“In accordance with section 4 of the Law, an administrative sanction of the Ombudsman is permitted in relation to breaches of the Administrative Code when sanctioned by the Saeima. The Ombudsman advises that the Constitution provides that the Saiema may sit if at least half (50) of the members participate therein and that a decision may be taken by an absolute majority vote of the members present at the sitting. As a result, the SCA understands that a decision to administratively sanction the Ombudsman could be undertaken with the support of only 26 members of the Saeima.

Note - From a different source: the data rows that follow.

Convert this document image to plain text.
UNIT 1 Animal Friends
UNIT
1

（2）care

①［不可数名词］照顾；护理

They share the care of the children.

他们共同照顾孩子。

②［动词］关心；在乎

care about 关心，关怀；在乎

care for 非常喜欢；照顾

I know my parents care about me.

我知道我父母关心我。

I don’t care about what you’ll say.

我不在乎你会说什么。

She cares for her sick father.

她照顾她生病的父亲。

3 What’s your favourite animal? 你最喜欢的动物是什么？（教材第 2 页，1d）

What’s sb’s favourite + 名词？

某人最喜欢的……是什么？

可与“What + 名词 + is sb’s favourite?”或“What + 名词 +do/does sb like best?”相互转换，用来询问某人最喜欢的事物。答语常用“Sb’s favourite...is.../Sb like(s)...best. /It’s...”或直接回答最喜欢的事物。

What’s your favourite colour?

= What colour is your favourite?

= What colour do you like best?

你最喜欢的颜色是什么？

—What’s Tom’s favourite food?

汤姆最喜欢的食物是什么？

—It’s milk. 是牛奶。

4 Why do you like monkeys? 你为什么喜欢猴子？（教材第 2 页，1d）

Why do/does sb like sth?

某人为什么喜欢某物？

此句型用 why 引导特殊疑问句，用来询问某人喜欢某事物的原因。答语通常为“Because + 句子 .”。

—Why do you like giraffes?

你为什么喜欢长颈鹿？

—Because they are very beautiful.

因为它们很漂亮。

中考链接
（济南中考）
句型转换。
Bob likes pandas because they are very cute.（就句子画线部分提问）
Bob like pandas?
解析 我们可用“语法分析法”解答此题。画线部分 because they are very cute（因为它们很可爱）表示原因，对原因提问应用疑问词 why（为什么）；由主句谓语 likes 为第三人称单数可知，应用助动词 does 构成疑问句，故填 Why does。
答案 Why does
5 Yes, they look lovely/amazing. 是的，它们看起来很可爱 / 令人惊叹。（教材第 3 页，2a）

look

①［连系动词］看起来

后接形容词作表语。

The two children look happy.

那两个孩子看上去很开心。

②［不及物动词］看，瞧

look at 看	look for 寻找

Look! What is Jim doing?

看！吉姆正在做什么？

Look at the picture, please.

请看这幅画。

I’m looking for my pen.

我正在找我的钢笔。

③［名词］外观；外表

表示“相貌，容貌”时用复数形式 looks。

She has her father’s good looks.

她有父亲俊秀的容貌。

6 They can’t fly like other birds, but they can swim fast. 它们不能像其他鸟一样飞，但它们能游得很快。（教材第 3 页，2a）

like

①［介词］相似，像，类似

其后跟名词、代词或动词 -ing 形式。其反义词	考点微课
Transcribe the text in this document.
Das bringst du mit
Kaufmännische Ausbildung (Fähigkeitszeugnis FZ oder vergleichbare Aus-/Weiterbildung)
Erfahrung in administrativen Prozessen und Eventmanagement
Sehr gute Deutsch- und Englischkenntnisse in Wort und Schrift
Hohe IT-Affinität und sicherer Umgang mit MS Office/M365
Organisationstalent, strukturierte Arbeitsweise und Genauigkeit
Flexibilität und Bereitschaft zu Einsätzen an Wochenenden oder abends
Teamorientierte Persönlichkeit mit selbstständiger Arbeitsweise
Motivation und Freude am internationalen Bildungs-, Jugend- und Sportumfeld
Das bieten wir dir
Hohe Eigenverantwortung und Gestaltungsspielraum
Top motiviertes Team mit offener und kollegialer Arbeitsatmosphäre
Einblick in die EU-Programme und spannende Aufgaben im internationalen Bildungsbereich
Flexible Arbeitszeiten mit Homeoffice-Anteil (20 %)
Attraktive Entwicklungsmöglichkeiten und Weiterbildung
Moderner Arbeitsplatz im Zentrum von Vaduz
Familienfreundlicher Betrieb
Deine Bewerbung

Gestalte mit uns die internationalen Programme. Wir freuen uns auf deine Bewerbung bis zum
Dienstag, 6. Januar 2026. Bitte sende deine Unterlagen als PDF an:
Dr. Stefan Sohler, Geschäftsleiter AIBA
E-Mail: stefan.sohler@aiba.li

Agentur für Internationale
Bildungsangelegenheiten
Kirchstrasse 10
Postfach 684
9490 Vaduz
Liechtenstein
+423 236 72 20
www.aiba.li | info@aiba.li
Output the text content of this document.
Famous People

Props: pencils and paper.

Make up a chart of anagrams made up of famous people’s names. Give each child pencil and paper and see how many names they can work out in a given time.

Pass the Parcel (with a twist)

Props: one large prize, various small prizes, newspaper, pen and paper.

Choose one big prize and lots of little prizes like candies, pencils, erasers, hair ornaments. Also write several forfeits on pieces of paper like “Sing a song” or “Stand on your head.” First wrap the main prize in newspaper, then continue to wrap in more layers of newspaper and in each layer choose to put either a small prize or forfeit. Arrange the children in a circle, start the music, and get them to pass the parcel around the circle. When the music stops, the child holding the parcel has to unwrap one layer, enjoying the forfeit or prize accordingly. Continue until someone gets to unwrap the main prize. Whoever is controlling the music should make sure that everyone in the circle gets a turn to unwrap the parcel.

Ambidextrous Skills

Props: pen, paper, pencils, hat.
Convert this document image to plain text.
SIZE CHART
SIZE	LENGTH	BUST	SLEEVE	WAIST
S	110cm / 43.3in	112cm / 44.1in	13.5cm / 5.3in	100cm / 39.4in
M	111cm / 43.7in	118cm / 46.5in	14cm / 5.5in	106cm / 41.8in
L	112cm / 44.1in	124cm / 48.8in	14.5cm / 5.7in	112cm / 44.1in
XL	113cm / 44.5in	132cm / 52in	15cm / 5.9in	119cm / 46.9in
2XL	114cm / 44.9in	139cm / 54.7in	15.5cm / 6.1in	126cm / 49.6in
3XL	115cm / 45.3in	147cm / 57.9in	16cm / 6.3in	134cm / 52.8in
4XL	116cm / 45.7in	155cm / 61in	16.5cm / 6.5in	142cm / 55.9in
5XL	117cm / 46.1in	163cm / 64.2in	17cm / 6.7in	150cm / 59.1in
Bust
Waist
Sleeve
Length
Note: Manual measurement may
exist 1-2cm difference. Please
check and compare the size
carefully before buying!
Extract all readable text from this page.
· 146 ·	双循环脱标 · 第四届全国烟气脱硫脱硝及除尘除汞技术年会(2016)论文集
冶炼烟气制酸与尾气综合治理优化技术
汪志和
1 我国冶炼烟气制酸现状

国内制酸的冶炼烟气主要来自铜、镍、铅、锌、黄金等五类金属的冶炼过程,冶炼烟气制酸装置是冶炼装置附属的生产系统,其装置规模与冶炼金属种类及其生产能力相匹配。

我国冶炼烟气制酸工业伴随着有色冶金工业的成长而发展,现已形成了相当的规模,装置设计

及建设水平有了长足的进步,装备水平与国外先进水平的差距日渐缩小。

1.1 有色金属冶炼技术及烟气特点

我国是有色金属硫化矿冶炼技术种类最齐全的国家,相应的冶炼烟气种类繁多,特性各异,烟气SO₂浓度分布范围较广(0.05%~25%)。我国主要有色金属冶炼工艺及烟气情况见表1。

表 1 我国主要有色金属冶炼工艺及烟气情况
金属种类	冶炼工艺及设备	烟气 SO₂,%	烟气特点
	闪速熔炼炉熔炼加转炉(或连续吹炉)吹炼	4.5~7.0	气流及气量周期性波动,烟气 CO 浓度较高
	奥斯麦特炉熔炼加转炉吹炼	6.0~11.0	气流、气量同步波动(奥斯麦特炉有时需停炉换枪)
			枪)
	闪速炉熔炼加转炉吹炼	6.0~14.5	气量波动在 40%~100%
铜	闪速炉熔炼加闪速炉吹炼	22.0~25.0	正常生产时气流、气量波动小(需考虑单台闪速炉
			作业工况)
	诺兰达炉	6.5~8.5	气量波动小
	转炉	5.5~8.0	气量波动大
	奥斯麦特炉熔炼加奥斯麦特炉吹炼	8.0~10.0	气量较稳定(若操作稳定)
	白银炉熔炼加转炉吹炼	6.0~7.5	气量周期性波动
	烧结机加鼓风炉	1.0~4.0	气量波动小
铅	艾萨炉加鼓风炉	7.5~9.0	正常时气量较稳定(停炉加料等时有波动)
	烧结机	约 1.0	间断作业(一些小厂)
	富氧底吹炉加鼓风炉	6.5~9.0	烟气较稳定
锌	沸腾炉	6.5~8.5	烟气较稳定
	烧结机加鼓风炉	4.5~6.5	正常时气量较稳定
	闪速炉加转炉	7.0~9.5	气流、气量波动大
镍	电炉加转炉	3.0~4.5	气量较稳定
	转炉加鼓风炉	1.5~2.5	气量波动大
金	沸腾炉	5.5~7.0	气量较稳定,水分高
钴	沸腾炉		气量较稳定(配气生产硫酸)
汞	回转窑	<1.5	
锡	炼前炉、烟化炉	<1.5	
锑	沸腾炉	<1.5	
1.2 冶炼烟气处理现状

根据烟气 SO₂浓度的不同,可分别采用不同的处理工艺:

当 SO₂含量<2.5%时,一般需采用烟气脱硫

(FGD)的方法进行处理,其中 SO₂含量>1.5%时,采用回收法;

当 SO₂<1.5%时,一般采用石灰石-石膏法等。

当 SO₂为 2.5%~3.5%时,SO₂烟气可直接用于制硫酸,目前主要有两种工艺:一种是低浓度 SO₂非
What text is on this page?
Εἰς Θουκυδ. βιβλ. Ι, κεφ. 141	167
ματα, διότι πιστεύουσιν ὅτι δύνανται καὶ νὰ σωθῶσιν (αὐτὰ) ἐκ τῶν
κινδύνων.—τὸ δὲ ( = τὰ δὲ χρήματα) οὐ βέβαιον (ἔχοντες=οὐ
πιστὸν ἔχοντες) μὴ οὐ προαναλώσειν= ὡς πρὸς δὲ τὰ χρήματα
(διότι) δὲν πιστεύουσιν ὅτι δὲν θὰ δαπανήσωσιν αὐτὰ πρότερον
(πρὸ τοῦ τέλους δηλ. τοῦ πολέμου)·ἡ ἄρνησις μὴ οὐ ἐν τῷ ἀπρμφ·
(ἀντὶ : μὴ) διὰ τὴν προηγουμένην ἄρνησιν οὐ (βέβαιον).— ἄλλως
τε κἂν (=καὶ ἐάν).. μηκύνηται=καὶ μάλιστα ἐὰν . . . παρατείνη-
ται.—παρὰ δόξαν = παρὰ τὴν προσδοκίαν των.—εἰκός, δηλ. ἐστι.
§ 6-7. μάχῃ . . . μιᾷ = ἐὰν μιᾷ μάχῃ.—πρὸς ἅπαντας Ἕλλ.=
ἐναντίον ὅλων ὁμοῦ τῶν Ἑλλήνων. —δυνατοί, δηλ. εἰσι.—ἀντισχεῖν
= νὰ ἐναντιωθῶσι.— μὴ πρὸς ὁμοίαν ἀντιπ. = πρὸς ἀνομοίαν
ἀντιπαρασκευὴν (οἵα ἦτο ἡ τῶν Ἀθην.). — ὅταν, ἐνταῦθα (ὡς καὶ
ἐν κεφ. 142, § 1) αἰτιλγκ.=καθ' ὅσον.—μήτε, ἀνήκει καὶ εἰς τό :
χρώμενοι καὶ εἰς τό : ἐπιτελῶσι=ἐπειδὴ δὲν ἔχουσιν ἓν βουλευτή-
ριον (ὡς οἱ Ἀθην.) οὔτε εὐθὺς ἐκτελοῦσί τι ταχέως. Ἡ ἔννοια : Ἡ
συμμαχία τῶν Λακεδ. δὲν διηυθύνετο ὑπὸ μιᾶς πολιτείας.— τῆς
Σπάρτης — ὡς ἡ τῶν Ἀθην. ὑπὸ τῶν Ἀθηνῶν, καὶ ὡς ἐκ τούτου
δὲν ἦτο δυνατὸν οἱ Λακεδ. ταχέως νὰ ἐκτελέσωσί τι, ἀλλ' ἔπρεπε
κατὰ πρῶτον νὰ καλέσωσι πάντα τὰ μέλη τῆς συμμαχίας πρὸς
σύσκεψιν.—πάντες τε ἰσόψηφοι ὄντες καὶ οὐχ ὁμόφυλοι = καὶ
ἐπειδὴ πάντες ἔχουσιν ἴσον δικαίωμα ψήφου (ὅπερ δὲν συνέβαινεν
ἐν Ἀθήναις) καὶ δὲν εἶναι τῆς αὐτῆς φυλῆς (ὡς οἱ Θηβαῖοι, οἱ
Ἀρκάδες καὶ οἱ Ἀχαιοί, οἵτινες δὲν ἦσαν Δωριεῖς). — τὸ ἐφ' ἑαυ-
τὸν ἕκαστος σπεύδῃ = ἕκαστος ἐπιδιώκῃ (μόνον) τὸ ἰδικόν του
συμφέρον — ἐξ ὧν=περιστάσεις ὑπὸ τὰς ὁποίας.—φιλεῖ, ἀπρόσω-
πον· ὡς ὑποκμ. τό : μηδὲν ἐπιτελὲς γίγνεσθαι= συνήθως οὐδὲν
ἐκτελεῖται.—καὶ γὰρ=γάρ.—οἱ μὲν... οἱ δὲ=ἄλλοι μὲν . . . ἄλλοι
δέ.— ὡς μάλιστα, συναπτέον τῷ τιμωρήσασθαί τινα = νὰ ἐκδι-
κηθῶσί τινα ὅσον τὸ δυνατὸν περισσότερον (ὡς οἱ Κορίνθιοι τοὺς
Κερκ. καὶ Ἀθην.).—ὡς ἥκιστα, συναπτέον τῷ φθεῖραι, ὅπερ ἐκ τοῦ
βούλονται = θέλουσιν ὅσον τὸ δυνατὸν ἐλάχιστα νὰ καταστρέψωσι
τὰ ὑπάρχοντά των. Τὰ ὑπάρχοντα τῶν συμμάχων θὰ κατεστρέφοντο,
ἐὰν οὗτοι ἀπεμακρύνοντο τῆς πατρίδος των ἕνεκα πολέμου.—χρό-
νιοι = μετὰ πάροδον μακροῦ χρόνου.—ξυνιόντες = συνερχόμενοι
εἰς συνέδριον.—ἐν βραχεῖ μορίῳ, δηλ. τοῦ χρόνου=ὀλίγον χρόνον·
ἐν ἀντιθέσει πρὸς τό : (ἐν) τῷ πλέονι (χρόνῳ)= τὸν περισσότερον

External parties may seek to influence the independent operation of a NHRI by initiating, or by threatening to initiate, legal proceedings against a member. For this reason, NHRI legislation should include provisions to protect members from legal liability for acts undertaken in good faith in their official capacity. Such a provision promotes:

  • security of tenure;
  • the NHRI’s ability to engage in critical analysis and commentary on human rights issues free from interference;
  • the independence of the senior leadership; and
  • public confidence in the NHRI.

The SCA recognizes that no office holder should be beyond the reach of the law and thus, in certain circumstances, such as corruption, it may be necessary to lift immunity. However, the authority to do so should not be exercised by an individual, but rather by an appropriately constituted body such as the superior court or by a special majority of parliament. It is recommended that the law clearly establishes the grounds, and a clear and transparent process, by which the functional immunity of the decision-making body may be lifted.”